ANCHORAGE, Alaska (Reuters) - A ruptured hose at an Alaska well on Tuesday sprayed about two-thirds of an acre of snow-covered tundra and forced Spanish oil firm Repsol to halt exploration tests briefly at the North Slope prospect, state environmental officials said.
The early morning spill, of about 6,600 gallons of crude oil, produced-water and other fluids, occurred during a flow-back test at the exploration well, one of three Repsol drilled this winter on the North Slope, the Alaska Department of Environmental Conservation said.
Cleanup workers were dispatched, and Repsol is working on replacement and repairs necessary to resume operations, said Tom DeRuyter, the department’s on-scene response coordinator. “They right now are putting together a restart plan,” DeRuyter said.
The spill is expected to be cleaned up by Wednesday and will not significantly slow Repsol’s exploration program, said Jan Sieving, the company’s vice president for public affairs.
Drilling at Repsol’s three 2013 wells, all in the Colville River Delta area of the western North Slope, is complete or nearly complete, and the company had been in the testing and completion phases at two of the wells, Sieving said.

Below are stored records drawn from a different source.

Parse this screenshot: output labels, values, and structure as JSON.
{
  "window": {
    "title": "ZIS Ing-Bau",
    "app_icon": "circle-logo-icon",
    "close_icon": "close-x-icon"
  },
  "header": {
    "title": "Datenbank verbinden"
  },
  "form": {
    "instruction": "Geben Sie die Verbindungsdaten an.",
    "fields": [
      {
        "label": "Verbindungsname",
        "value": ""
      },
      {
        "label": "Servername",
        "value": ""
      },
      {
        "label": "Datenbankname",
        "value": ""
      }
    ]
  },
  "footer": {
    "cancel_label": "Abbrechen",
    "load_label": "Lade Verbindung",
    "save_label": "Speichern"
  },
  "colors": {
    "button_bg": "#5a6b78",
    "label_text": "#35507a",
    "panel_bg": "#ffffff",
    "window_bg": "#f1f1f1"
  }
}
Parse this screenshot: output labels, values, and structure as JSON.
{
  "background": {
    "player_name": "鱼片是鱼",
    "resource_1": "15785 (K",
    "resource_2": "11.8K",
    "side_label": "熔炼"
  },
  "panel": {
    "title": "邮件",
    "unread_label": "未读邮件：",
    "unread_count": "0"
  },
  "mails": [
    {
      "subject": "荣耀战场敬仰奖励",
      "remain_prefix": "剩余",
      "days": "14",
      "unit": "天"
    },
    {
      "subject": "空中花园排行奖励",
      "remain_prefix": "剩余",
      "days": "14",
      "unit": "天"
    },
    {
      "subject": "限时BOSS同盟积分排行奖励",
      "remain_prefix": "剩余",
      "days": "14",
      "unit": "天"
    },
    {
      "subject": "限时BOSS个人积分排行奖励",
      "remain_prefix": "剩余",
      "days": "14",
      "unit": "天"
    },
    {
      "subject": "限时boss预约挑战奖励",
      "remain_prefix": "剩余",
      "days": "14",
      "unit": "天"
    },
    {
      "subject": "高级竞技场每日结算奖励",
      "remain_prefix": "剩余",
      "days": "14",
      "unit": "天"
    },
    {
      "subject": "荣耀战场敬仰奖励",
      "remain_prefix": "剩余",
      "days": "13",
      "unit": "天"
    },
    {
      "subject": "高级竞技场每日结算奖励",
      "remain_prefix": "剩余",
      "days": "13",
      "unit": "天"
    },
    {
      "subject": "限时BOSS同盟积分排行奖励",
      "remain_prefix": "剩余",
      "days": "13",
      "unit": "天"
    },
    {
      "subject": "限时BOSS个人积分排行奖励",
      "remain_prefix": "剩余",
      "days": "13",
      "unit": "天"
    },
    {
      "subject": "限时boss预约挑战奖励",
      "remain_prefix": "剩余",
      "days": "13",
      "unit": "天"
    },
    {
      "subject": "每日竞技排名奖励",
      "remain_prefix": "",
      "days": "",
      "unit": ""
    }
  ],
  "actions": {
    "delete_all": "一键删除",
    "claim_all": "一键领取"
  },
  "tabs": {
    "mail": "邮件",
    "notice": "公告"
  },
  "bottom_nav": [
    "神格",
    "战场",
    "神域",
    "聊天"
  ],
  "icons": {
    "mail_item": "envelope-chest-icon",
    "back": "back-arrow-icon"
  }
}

Repsol experienced a more serious problem last winter, when an exploration well at the same Colville River Delta prospect had a blowout caused by a natural gas release. The blowout spewed 42,000 gallons of drilling mud, according to state officials. Repsol wound up drilling only two wells last winter, instead of the five that had been planned.
Repsol has ambitious plans for the North Slope. Once pending lease transactions are done, the company will hold exploration rights to more than 500,000 acres in Alaska, Sieving said.
Though Repsol holds leases in the Beaufort and Chukchi seas, offshore exploration plans have not yet been made, she added.